我一直在尝试使用 TimeSeriesSplit 来获取面板数据。我所说的面板数据是指人口的年度照片。我对多年来的数据分割很感兴趣。该人口正在不断变化,每年的人口规模并不相同。因此,直接使用 TimeSeriesSplit 是不可能的。
基本上我试图获得以下简历方案:
我设法使用以下代码来做到这一点:
import pandas as pd, numpy as np
import seaborn as sns, matplotlib.pyplot as plt
from sklearn.datasets import make_regression
from sklearn.dummy import DummyRegressor
from sklearn.metrics import mean_squared_error
from sklearn.model_selection import TimeSeriesSplit
X_test, y_test = [], []
start_year = 2010
end_year = 2020
for year in np.arange(start_year, end_year+1):
X_year, y_year = make_regression(n_samples=5+year-start_year, n_features=2, bias=100, noise=1, random_state=year)
X_year = pd.DataFrame(X_year).rename(columns={0:'X1', 1:'X2'})
X_year['year'] = year
y_year = pd.Series(y_year)
X_test.append(X_year)
y_test.append(y_year)
X_test, y_test = pd.concat(X_test), pd.concat(y_test)
# modelling
X = X_test
y = y_test
years = np.unique(X_test['year'])
# modelisation
model = DummyRegressor(strategy="mean")
metric = mean_squared_error
cv = TimeSeriesSplit(n_splits=len(years)-1)
years_folds = []
res = []
for i, (train_year, test_year) in enumerate(cv.split(years)):
print(f"Fold {i}:")
print(f" Train: index={years[train_year]}")
print(f" Test: index={years[test_year]}")
years_folds.append((years[train_year], years[test_year]))
train_filter = X['year'].isin(years[train_year])
test_filter = X['year'].isin(years[test_year])

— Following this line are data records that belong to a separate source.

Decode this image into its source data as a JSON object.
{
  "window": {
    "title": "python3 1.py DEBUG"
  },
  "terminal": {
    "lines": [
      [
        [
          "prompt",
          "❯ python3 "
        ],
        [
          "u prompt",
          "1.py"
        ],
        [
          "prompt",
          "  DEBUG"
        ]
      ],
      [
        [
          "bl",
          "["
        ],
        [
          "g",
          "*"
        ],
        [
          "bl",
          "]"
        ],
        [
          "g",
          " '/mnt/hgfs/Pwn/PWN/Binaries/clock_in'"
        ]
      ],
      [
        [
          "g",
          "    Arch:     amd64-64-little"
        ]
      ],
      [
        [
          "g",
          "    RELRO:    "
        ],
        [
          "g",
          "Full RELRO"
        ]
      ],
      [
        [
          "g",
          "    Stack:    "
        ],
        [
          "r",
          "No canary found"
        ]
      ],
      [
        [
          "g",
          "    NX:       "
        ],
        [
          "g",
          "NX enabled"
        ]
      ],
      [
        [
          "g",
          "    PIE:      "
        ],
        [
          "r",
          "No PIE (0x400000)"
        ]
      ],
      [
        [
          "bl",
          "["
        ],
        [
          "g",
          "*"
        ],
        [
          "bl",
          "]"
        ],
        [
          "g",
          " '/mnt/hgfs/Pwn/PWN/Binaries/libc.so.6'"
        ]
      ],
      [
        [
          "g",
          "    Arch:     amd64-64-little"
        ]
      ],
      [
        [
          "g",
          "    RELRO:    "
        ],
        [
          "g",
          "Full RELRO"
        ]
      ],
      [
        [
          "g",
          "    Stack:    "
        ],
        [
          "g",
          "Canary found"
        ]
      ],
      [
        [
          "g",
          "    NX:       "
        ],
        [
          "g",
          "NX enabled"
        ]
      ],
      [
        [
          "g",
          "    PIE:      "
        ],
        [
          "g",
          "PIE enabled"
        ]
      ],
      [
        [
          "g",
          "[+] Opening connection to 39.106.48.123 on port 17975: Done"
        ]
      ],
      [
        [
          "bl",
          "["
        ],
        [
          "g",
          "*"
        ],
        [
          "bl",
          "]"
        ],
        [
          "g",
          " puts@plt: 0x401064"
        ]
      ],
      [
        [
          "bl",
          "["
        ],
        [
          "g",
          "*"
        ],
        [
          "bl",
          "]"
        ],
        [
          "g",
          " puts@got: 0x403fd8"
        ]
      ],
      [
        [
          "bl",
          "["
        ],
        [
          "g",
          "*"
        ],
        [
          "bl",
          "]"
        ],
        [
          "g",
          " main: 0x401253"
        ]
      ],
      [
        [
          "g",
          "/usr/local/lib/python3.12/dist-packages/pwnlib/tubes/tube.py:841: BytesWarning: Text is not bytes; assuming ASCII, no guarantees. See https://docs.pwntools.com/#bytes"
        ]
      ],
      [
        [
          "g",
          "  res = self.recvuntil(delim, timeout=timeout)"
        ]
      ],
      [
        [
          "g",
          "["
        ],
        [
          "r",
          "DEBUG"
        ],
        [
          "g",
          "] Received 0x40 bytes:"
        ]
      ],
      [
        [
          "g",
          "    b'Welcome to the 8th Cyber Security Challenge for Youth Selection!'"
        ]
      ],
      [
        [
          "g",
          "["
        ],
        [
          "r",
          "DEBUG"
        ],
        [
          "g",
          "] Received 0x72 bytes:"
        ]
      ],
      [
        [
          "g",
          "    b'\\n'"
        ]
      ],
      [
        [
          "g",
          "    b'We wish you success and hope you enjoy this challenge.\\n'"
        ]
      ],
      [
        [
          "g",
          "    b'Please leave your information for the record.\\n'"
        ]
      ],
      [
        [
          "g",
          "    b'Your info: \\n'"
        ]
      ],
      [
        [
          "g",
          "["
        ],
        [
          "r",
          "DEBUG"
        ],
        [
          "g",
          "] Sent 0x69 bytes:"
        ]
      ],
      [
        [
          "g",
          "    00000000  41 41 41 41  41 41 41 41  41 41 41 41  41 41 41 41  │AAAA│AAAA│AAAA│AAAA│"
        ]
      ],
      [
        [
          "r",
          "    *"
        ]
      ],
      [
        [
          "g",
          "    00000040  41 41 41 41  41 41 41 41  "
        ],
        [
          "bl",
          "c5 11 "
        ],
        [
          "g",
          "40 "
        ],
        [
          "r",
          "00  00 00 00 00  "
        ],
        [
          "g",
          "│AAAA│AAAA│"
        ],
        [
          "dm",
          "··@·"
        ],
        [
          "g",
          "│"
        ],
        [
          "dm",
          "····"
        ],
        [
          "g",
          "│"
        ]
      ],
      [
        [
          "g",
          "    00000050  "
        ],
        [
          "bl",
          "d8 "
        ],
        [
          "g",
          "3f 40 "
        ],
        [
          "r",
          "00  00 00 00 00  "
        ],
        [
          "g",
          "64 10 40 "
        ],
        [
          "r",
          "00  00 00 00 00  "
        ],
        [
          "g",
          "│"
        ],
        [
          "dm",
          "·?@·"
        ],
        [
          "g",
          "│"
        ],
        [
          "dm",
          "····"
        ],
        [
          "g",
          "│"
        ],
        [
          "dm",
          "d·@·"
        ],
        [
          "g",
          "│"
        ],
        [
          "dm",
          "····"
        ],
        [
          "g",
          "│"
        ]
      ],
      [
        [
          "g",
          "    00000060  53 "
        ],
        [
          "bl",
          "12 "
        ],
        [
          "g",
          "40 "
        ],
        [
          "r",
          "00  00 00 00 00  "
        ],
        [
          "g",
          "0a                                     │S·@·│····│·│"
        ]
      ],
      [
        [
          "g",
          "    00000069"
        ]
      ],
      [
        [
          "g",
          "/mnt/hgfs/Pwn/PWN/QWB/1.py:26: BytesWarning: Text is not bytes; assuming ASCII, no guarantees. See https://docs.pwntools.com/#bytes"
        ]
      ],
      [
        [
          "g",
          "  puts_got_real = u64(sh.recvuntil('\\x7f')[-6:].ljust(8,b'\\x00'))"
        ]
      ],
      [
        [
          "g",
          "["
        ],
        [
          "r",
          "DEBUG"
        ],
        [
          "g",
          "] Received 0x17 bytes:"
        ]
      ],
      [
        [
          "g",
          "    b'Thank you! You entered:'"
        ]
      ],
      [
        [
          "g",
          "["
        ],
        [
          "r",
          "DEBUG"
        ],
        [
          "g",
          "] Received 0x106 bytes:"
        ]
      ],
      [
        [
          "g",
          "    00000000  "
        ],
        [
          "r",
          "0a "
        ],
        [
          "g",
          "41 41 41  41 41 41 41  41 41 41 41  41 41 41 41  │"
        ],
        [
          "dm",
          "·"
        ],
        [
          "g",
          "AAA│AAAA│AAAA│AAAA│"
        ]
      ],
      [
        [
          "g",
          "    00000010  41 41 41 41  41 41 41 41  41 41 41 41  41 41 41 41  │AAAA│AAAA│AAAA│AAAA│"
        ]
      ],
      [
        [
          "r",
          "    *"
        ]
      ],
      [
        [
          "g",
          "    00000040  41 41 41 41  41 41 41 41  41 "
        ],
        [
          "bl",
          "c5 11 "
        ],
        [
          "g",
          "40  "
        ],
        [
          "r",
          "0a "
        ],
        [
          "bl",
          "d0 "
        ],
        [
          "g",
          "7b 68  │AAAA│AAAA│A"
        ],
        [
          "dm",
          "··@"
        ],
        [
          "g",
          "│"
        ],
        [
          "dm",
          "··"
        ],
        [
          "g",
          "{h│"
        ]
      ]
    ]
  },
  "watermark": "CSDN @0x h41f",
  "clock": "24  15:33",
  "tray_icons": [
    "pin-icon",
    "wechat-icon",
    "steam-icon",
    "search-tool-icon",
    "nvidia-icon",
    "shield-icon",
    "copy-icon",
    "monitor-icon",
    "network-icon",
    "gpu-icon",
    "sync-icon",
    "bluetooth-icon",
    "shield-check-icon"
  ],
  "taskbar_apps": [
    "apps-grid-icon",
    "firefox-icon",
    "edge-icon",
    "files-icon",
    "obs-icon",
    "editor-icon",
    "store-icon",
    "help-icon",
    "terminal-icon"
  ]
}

X_train, y_train = X.loc[train_filter.values], y[train_filter.values]
X_test, y_test = X.loc[test_filter.values], y[test_filter.values]
model.fit(X_train, y_train)
score = metric(model.predict(X_test), y_test)
print(f' {score=:.3}')
res.append((years[test_year][0], score))
plot_year_folds(years_folds)
folds_res = pd.DataFrame(res,columns=['test_year', metric.__name__])
folds_res.plot.scatter(x='test_year', y=metric.__name__, title=f'{metric.__name__} over test_year');
注意:我使用虚拟数据集和虚拟模型是为了提供运行示例。这不是我帖子的主题。
正如您所注意到的,我必须使用一个技巧:我分割年份而不是数据。我想知道:是否有一种标准方法可以使用 sklearn cv 对象分割数据?目标是在 cross_val_score 函数中使用它。
如上所述,mlxtend 允许这样做。
import pandas as pd, numpy as np
import seaborn as sns, matplotlib.pyplot as plt
from sklearn.datasets import make_regression
from sklearn.dummy import DummyRegressor
from sklearn.metrics import mean_squared_error, make_scorer
from sklearn.model_selection import cross_val_score
from mlxtend.evaluate.time_series import GroupTimeSeriesSplit, plot_splits
X_test, y_test = [], []
start_year = 2010
end_year = 2020
for year in np.arange(start_year, end_year+1):
X_year, y_year = make_regression(n_samples=5+(year-start_year), n_features=2, bias=0, noise=1, random_state=year)
X_year = pd.DataFrame(X_year).rename(columns={0:'X1', 1:'X2'})
X_year['year'] = year
y_year = pd.Series(y_year)
X_test.append(X_year)
y_test.append(y_year)
X, y = pd.concat(X_test), pd.concat(y_test)
# modelisation
model = DummyRegressor(strategy="mean")
metric = mean_squared_error
cv_args = {"test_size": 1, 'n_splits': len(np.unique(X['year'])) - 1, 'window_type': 'expanding'}
cv = GroupTimeSeriesSplit(**cv_args)
scores = cross_val_score(model, X, y, cv=cv, groups=X['year'], scoring=make_scorer(metric))
plot_splits(X, y, X['year'], **cv_args)
它允许使用sklearn cross_val_score。它仍然有一些缺点(添加依赖项,情节可以改进),但它满足了我的需求。